Le sport, une économie en jachère, ne se développe pas.
Le sport tunisien présente un potentiel immense mais souffre d’une inertie, avec des infrastructures vétustes et des partenariats privés timides. L’Observatoire du sport ne produit pas de données fiables ni de stratégies de développement, ce qui rend impossible l’élaboration d’une politique sérieuse.
Force est de constater que le sport tunisien est une terre en friche. L’économie du sport en Tunisie en est l’illustration parfaite : un potentiel immense, mais une inertie coupable. Alors que le monde entier a compris que le sport n’est plus uniquement une affaire de stades et de trophées, mais un véritable moteur économique, nous continuons à le considérer comme une activité périphérique, presque secondaire.
Regardons autour de nous : les grandes nations ont transformé leurs clubs en entreprises prospères, leurs événements sportifs en industries culturelles, et leurs athlètes en ambassadeurs économiques.
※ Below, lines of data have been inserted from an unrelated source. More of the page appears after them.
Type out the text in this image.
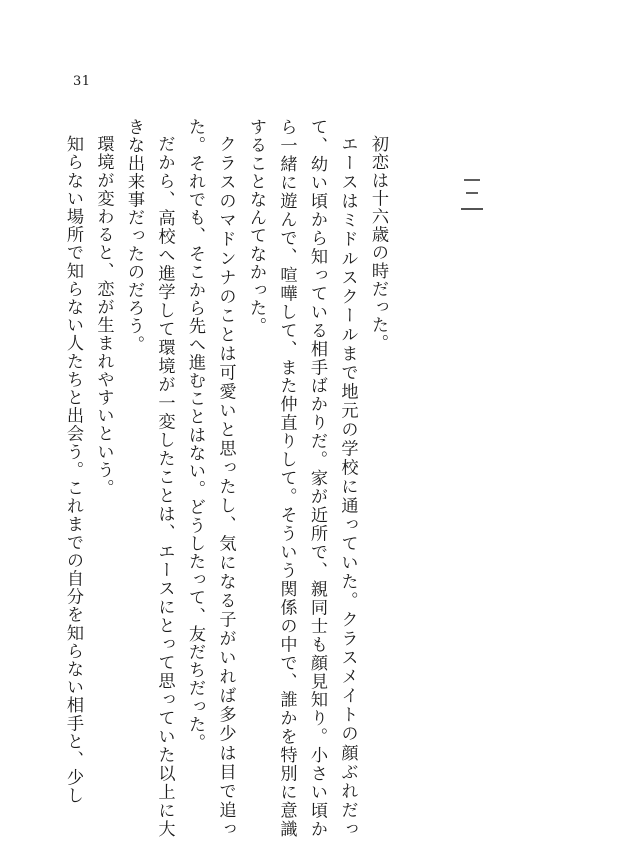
31

初恋は十六歳の時だった。

エースはミドルスクールまで地元の学校に通っていた。クラスメイトの顔ぶれだって、幼い頃から知っている相手ばかりだ。家が近所で、親同士も顔見知り。小さい頃から一緒に遊んで、喧嘩して、また仲直りして。そういう関係の中で、誰かを特別に意識することなんてなかった。

クラスのマドンナのことは可愛いと思ったし、気になる子がいれば多少は目で追った。それでも、そこから先へ進むことはない。どうしたって、友だちだった。

だから、高校へ進学して環境が一変したことは、エースにとって思っていた以上に大きな出来事だったのだろう。

環境が変わると、恋が生まれやすいという。

知らない場所で知らない人たちと出会う。これまでの自分を知らない相手と、少し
Le sport est devenu un levier de croissance, un vecteur d’image et un instrument d’influence.
Pendant ce temps, en Tunisie, l’Observatoire du sport semble coincé dans une léthargie institutionnelle, incapable de produire des données fiables, des études prospectives ou des stratégies de développement. Cependant, sans chiffres, sans vision et sans diagnostic, aucune politique sérieuse ne peut émerger.
Le retard accumulé est considérable. Les infrastructures sont vétustes, les partenariats privés restent timides, et l’absence d’une véritable économie du sport prive le pays de recettes importantes. Le sport pourrait constituer un gisement d’emplois, un catalyseur de tourisme et un marché d’innovation technologique. Pourtant, il demeure enfermé dans une logique de survie, dépendant de subventions publiques et de solutions financières bricolées, où la corruption sévit.
Ce constat n’est pas une fatalité. Il s’agit plutôt d’une invitation à sortir de cette torpeur. L’Observatoire du sport doit se réveiller et devenir une vigie, un laboratoire d’idées, un moteur de propositions. Il doit mesurer, comparer, anticiper. Il doit être en mesure d’indiquer combien rapporte un match, combien coûte une saison et combien génère un athlète. Sans cela, nous continuerons à naviguer à vue, dans un océan où les autres avancent déjà à pleine vitesse.
Le sport est une économie de l’émotion, mais également une économie de la raison. Il faut savoir allier les deux : l’enthousiasme des foules et la rigueur des bilans. Si nous voulons que la Tunisie retrouve sa place sur la scène mondiale, il est urgent de construire une stratégie claire, ambitieuse et réaliste.
Une idée simple pourrait servir de déclencheur : créer un fonds national d’investissement sportif, financé par des partenariats public-privé, pour soutenir les infrastructures, l’innovation et la formation.